Cloud: Keeping transformations secure

Most mid-sized to large enterprises have already moved some of their infrastructure, data, and workloads into the cloud for better agility and efficiency. Nearly three-quarters of businesses are running a hybrid and/or multi-cloud strategy today, according to Forrester Research. By Kunal Anand, Chief Technology Officer at Imperva.

  • 4 years ago Posted in

The rise of cloud transformation

 

While many organisations are moving to the cloud, they may not be ready to move their data. One reason for this may be due to the lack of understanding of the security mechanisms and capabilities organisations need when they make the migration.

 

Cloud migrations are often part of larger corporate digital transformations that include the adoption of DevOps strategies, microservices, APIs, containers, and more.
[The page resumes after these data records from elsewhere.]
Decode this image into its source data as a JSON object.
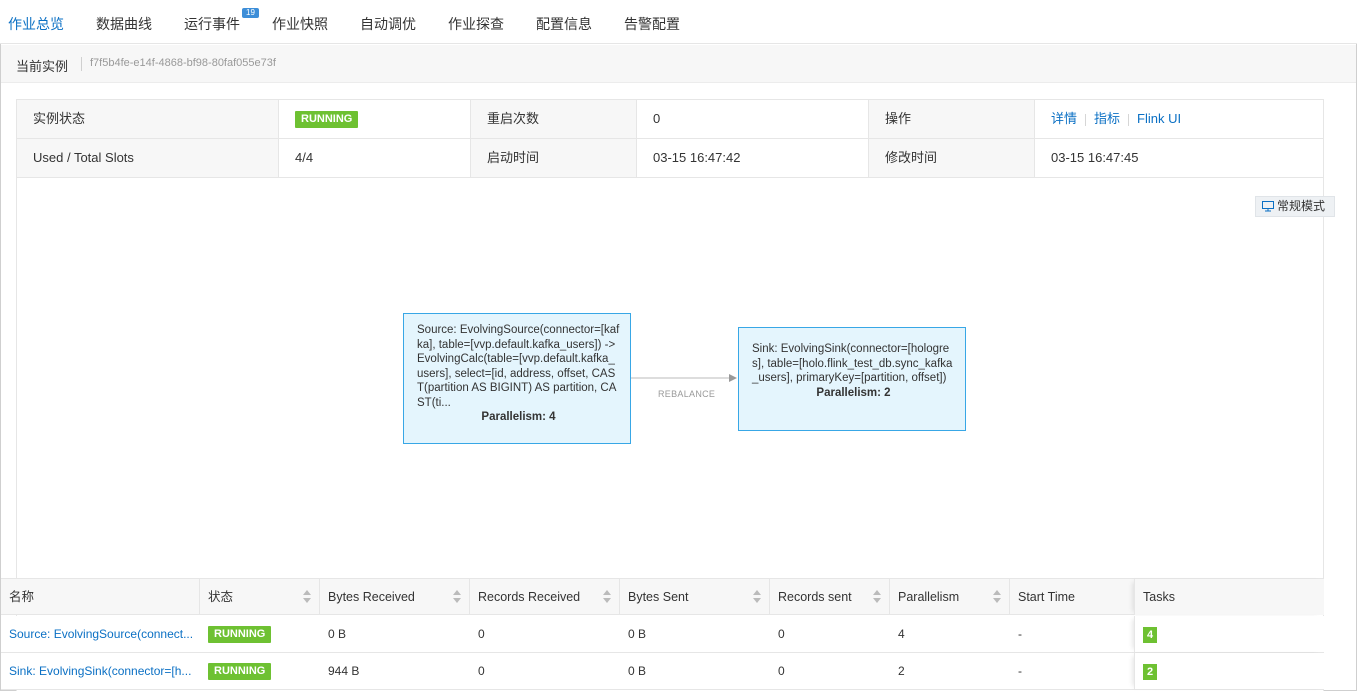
{
  "tabs": [
    {
      "label": "作业总览",
      "active": true
    },
    {
      "label": "数据曲线",
      "active": false
    },
    {
      "label": "运行事件",
      "active": false,
      "badge": "19"
    },
    {
      "label": "作业快照",
      "active": false
    },
    {
      "label": "自动调优",
      "active": false
    },
    {
      "label": "作业探查",
      "active": false
    },
    {
      "label": "配置信息",
      "active": false
    },
    {
      "label": "告警配置",
      "active": false
    }
  ],
  "instance": {
    "label": "当前实例",
    "id": "f7f5b4fe-e14f-4868-bf98-80faf055e73f"
  },
  "info": {
    "status_label": "实例状态",
    "status_value": "RUNNING",
    "restart_label": "重启次数",
    "restart_value": "0",
    "ops_label": "操作",
    "ops": [
      "详情",
      "指标",
      "Flink UI"
    ],
    "slots_label": "Used / Total Slots",
    "slots_value": "4/4",
    "start_label": "启动时间",
    "start_value": "03-15 16:47:42",
    "modify_label": "修改时间",
    "modify_value": "03-15 16:47:45"
  },
  "graph": {
    "mode_button": "常规模式",
    "nodes": [
      {
        "text": "Source: EvolvingSource(connector=[kafka], table=[vvp.default.kafka_users]) -> EvolvingCalc(table=[vvp.default.kafka_users], select=[id, address, offset, CAST(partition AS BIGINT) AS partition, CAST(ti...",
        "parallelism": "Parallelism: 4"
      },
      {
        "text": "Sink: EvolvingSink(connector=[hologres], table=[holo.flink_test_db.sync_kafka_users], primaryKey=[partition, offset])",
        "parallelism": "Parallelism: 2"
      }
    ],
    "edge_label": "REBALANCE"
  },
  "table": {
    "headers": [
      "名称",
      "状态",
      "Bytes Received",
      "Records Received",
      "Bytes Sent",
      "Records sent",
      "Parallelism",
      "Start Time",
      "Tasks"
    ],
    "rows": [
      {
        "name": "Source: EvolvingSource(connect...",
        "state": "RUNNING",
        "bytes_received": "0 B",
        "records_received": "0",
        "bytes_sent": "0 B",
        "records_sent": "0",
        "parallelism": "4",
        "start_time": "-",
        "tasks": "4"
      },
      {
        "name": "Sink: EvolvingSink(connector=[h...",
        "state": "RUNNING",
        "bytes_received": "944 B",
        "records_received": "0",
        "bytes_sent": "0 B",
        "records_sent": "0",
        "parallelism": "2",
        "start_time": "-",
        "tasks": "2"
      }
    ]
  },
  "colors": {
    "accent": "#0b70c4",
    "running": "#6ec132",
    "node_fill": "#e4f5fd",
    "node_border": "#38a7e6"
  }
}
Security is rarely the driver — though it may be the moast important passenger. To make cloud transformations as efficient and successful as possible, companies must remain secure and compliant throughout. 

 

To do so, organisations must standardise security practices across cloud, hybrid and multi-cloud assets, use modern security platforms built for the cloud automation era and use Defense-in-Depth to protect APIs, applications and data, wherever they reside.

 

What to ensure when securing cloud migrations

 

Every company’s business transformation is different and performed at a different pace. The environment sometimes dictates your security tools. When an organisation has a choice, it can be quicker to achieve standardised controls through a comprehensive solution. This way, organisations can enable complete visibility across their enterprise.

 

Today’s cloud-enabled enterprises strive to be agile, collaborative, highly automated, and efficient. Manually moving workloads and technologies to the cloud is a step backwards, being slow, labour-intensive, and error prone. This can ultimately lead to more security vulnerabilities, as well as wasted time and money. Therefore, modern enterprises are turning to rebuilding or refactoring business applications on microservices and cloud technology. To protect cloud infrastructure, security solutions must protect critical APIs and manage access to them by applications and users, including privileged insiders.

 

One of the benefits of an on-premises-only infrastructure is the ability for security teams to lock it down and minimise the attack surface. There is a massive cost to the business, though, as this can greatly hamper employees’ productivity, and their ability to innovate, partner, and act on business opportunities. If this is not executed securely, migrating to the cloud can cause organisations’ threat surface to balloon, exposing them to a potential explosion of attacks and leading to breaches whose financial damage outweighs all of the cloud-earned gains. To stay ahead of threats while protecting cloud migration, organisations need a multi-layered security architecture that provides autonomic Defense-in-Depth.

Learning from mistakes

 

In 2019, we learned some hard lessons about securing cloud migration. We announced a security incident that affected a subset of our Cloud WAF customers. We conducted a thorough investigation with internal security teams and outside forensics specialists to determine the root cause. Our investigation identified an unauthorised use of an administrative API key in one our production AWS accounts in October 2018, which led to an exposure of a database snapshot containing emails and hashed & salted passwords.

 

From this experience, we gained some valuable insights. Firstly, when an organisation responds to a security incident, organisations should operate honestly and transparently with all stakeholders. When this is communicated quickly and early in the investigation process, customers are able to make informed decisions and act on the security measures recommended. From our experience, this openness and sincerity was appreciated by our key customers and partners.

 

Second, organisations should focus on being fact-driven in their communications to employees, customers, partners and the community, which means organisations must confirm findings and assessments (and take actions to protect customers) in order to responsibly share additional details.

 

Third, organisations should establish security incident workflows and processes adapted to the hybrid cloud environment. Finally, organisations should take the time to understand the shared responsibility of deploying and managing applications and data in Infrastructure as a Service (IaaS) solutions.

 

As a company, we regret that this incident occurred and have been working around the clock to learn from it and improve how we build and run Imperva. Security is never “done” and we must continue to evaluate and improve our processes every single day. Our vision remains the same: to lead the world’s fight on behalf of our customers and their customers to keep data and applications safe from cybercriminals. Now, more than ever, we commit to our vision, where data and applications are kept safe.